Mr Schaefer told how the book was inspired by the experience of leading marketers with big budgets telling him that “the marketing just wasn’t working like it used to”.
“The tipping point for me was when I was invited to a CMO (chief marketing officers) conference,” he said.
“These were people from big brands and we went around the table and they were all talking about what was making them stay up at night, what was making them worried.
“Every one of them said it was ‘because we are so far behind’.
“My original hypothesis, when I started writing the book, was that this was about ‘How do we keep up with technology?’
“Last summer, I was immersed in the research and I discovered I was wrong and I had to rewrite the book. I felt I was wrong because I saw this research that was telling me that the only not only had the technology moved away from us, there was something more profound that happened. Our customers were moving away from us.”
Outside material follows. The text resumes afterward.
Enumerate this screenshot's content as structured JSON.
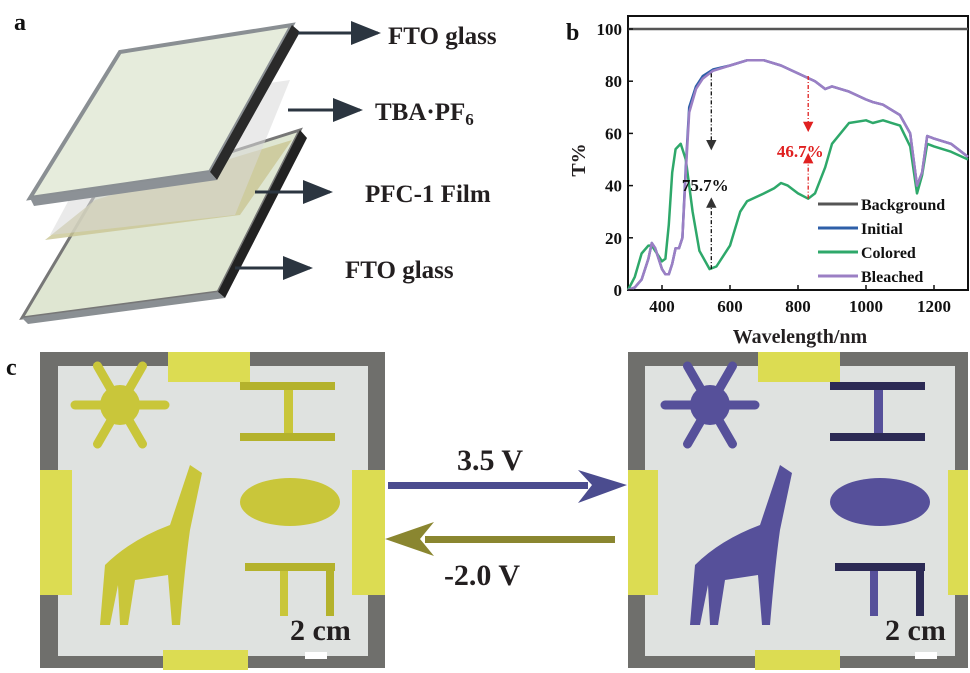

He told the audience that “loyalty is over” and that customers had been rebelling against “companies trying to control them for 100 years”.
“The customer is the marketing department. That’s what people believe. That’s where they’re getting their information. They don’t want to be controlled,” he said.
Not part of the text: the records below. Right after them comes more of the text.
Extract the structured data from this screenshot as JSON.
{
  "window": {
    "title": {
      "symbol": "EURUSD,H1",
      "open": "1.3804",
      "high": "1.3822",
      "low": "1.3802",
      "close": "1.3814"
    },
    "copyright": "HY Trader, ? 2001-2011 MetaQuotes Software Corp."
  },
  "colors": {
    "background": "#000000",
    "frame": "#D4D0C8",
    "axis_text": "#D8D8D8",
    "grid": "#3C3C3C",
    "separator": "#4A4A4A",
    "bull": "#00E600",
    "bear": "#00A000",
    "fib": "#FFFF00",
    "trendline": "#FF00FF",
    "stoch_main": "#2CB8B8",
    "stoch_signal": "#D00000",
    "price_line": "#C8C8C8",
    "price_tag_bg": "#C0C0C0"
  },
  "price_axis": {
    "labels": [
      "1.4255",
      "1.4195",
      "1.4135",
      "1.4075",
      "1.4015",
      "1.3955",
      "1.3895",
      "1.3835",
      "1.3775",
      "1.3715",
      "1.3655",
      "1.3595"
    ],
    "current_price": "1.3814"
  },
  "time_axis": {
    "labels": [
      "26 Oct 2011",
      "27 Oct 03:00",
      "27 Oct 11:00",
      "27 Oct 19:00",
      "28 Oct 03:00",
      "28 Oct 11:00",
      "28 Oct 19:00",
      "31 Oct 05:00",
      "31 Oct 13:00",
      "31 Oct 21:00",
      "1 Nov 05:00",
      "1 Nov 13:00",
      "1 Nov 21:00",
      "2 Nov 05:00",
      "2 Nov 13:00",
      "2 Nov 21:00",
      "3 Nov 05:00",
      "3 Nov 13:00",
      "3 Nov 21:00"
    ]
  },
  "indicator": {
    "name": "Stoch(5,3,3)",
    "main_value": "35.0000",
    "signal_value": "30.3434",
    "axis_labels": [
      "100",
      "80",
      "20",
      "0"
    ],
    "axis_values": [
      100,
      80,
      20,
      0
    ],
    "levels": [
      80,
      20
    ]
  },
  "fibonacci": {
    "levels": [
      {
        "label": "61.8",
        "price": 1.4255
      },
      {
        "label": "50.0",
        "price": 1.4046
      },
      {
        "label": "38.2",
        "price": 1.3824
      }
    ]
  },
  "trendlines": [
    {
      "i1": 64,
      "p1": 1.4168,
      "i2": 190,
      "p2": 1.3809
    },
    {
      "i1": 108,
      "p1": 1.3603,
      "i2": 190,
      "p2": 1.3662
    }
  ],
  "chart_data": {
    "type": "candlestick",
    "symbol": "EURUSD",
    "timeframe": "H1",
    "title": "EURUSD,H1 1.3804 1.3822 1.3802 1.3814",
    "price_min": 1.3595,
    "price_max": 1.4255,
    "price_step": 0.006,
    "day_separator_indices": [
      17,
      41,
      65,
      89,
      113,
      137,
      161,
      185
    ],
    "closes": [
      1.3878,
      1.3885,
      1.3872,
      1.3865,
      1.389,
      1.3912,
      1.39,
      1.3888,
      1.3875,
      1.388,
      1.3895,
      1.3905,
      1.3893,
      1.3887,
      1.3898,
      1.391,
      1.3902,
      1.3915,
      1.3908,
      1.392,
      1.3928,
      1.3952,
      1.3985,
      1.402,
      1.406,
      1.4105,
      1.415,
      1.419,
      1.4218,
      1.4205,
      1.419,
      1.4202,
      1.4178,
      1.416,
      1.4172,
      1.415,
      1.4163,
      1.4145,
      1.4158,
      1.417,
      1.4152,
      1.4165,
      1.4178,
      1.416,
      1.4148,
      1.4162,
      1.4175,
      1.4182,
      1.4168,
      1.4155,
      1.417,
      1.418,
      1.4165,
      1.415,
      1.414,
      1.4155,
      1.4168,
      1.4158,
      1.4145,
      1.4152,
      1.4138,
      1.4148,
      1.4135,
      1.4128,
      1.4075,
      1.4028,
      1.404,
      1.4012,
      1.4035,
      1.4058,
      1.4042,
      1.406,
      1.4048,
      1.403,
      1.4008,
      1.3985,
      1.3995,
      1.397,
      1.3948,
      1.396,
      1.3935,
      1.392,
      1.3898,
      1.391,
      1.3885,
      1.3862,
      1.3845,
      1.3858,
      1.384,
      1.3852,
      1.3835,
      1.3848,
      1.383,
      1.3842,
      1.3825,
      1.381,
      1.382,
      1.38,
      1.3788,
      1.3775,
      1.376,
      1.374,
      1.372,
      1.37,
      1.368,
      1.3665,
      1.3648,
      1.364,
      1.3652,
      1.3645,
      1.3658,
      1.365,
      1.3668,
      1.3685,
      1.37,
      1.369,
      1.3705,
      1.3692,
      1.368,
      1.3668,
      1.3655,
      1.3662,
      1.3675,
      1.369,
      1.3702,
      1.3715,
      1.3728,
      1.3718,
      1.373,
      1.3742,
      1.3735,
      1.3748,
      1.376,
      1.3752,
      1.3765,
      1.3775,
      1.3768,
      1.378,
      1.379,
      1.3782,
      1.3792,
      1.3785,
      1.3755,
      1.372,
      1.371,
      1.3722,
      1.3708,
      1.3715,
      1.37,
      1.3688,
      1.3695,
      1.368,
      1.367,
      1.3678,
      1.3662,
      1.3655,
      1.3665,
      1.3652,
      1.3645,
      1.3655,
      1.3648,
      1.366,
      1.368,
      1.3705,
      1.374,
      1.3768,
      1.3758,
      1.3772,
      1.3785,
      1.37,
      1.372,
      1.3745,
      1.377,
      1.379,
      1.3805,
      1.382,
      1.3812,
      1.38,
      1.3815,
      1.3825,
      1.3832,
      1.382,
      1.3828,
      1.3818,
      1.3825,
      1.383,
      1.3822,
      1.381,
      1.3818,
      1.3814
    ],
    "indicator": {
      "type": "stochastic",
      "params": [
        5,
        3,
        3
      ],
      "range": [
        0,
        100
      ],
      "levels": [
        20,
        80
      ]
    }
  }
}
“Two-thirds of your marketing is occurring without you.”
Technology was allowing people to “self-organise into like-minded islands”, he said, who talked about brands away from the marketing professionals.
“Your brand is no longer what you tell the customer it is. It’s what customers tell each other it is,” he said.
Mr Schaefer was a student of Peter Drucker, the consultant and academic who has bene called the founder of modern management thinking. The event, at Urban Reef in Boscombe, saw him interviewed by Bournemouth business adviser Nick Hixson, who is one of only four Drucker Associates in Europe.
Mr Schaefer said working with Dr Drucker was “the great honour of my career and the most impactful part of my career”.
He said the experience had taught him that consultants should ask the right questions. “The best leaders don’t have the right answers, they have the right questions,” he said.
Mr Schaefer told the Daily Echo that Mark Masters’ You Are the Media conference was helping spread the word about Bournemouth across the Atlantic. “People want to come to this conference and it can’t help but get bigger because he’s doing such a great job. He’s making people feel so welcome,” he added.